His fingers thread through my hair again, slower this time. “When this is done, I want to learn all the things that make you tick.”

“Deal. And likewise. I need to know what makes you tick, besides tying me up.”

He groans. “That definitely makes something tick.”

I steal a quick kiss and slide off his lap just as the satellite phone on the table rings. It’s an ugly buzz that slices the moment in half.

“It’s Marshall,” Justice says, tight and worried after he checks the number.

He answers, and for a beat he only listens, scowl deepening, shoulders tightening like a bow drawing back before release.

Whoever’s on the other end talks fast, a clip to the garbled words.

My eardrums squeeze in protest from straining to listen.

Justice says nothing back. After a few minutes, he pivots and strides outside with the phone to his ear.

The kitchen exhales and then inhales too sharply. The silence left behind crackles with a charged emptiness.
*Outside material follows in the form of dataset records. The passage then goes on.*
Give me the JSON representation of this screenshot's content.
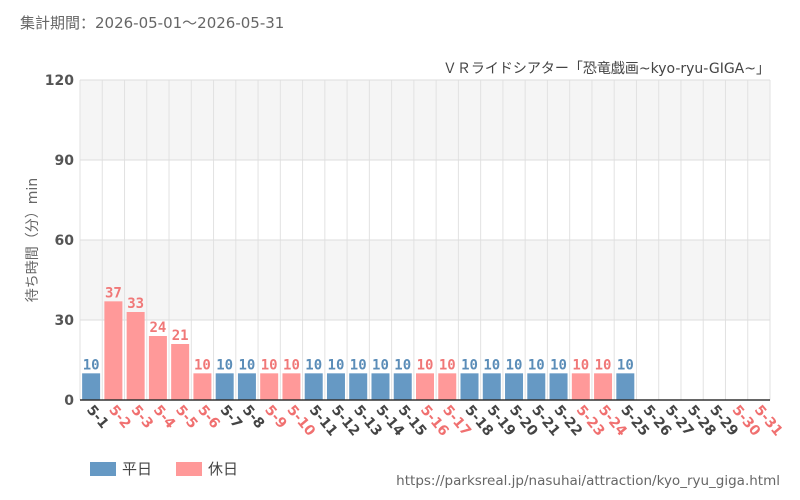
{
  "header": {
    "period_label": "集計期間：2026-05-01～2026-05-31"
  },
  "legend": {
    "weekday_label": "平日",
    "holiday_label": "休日"
  },
  "footer": {
    "source_url": "https://parksreal.jp/nasuhai/attraction/kyo_ryu_giga.html"
  },
  "colors": {
    "weekday": "#6699c4",
    "holiday": "#ff9999",
    "weekday_text": "#5b8db8",
    "holiday_text": "#f07878",
    "tick_weekday": "#444444",
    "tick_holiday": "#f07070",
    "band_light": "#f5f5f5",
    "band_white": "#ffffff"
  },
  "chart_data": {
    "type": "bar",
    "title": "ＶＲライドシアター「恐竜戯画~kyo-ryu-GIGA~」",
    "ylabel": "待ち時間（分）min",
    "xlabel": "",
    "ylim": [
      0,
      120
    ],
    "yticks": [
      0,
      30,
      60,
      90,
      120
    ],
    "grid": true,
    "legend_position": "bottom-left",
    "categories": [
      "5-1",
      "5-2",
      "5-3",
      "5-4",
      "5-5",
      "5-6",
      "5-7",
      "5-8",
      "5-9",
      "5-10",
      "5-11",
      "5-12",
      "5-13",
      "5-14",
      "5-15",
      "5-16",
      "5-17",
      "5-18",
      "5-19",
      "5-20",
      "5-21",
      "5-22",
      "5-23",
      "5-24",
      "5-25",
      "5-26",
      "5-27",
      "5-28",
      "5-29",
      "5-30",
      "5-31"
    ],
    "day_type": [
      "weekday",
      "holiday",
      "holiday",
      "holiday",
      "holiday",
      "holiday",
      "weekday",
      "weekday",
      "holiday",
      "holiday",
      "weekday",
      "weekday",
      "weekday",
      "weekday",
      "weekday",
      "holiday",
      "holiday",
      "weekday",
      "weekday",
      "weekday",
      "weekday",
      "weekday",
      "holiday",
      "holiday",
      "weekday",
      "weekday",
      "weekday",
      "weekday",
      "weekday",
      "holiday",
      "holiday"
    ],
    "values": [
      10,
      37,
      33,
      24,
      21,
      10,
      10,
      10,
      10,
      10,
      10,
      10,
      10,
      10,
      10,
      10,
      10,
      10,
      10,
      10,
      10,
      10,
      10,
      10,
      10,
      null,
      null,
      null,
      null,
      null,
      null
    ],
    "series": [
      {
        "name": "平日"
      },
      {
        "name": "休日"
      }
    ]
  }
}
I’ve only known him a few days, but he has never once walked away to take a call.

Whatever Marshall just said is bad enough that Justice needs cold air and a wider horizon to hold it.

I move to the window, the pull too strong to ignore, watching as he paces on the hard-packed earth.

He cuts circuits, tracing and retracing, boots scuffing the same turns.

All the while Justice keeps gripping the back of his neck, like he’s trying to scrub bad news out of the muscle.

What if something happened to Beast?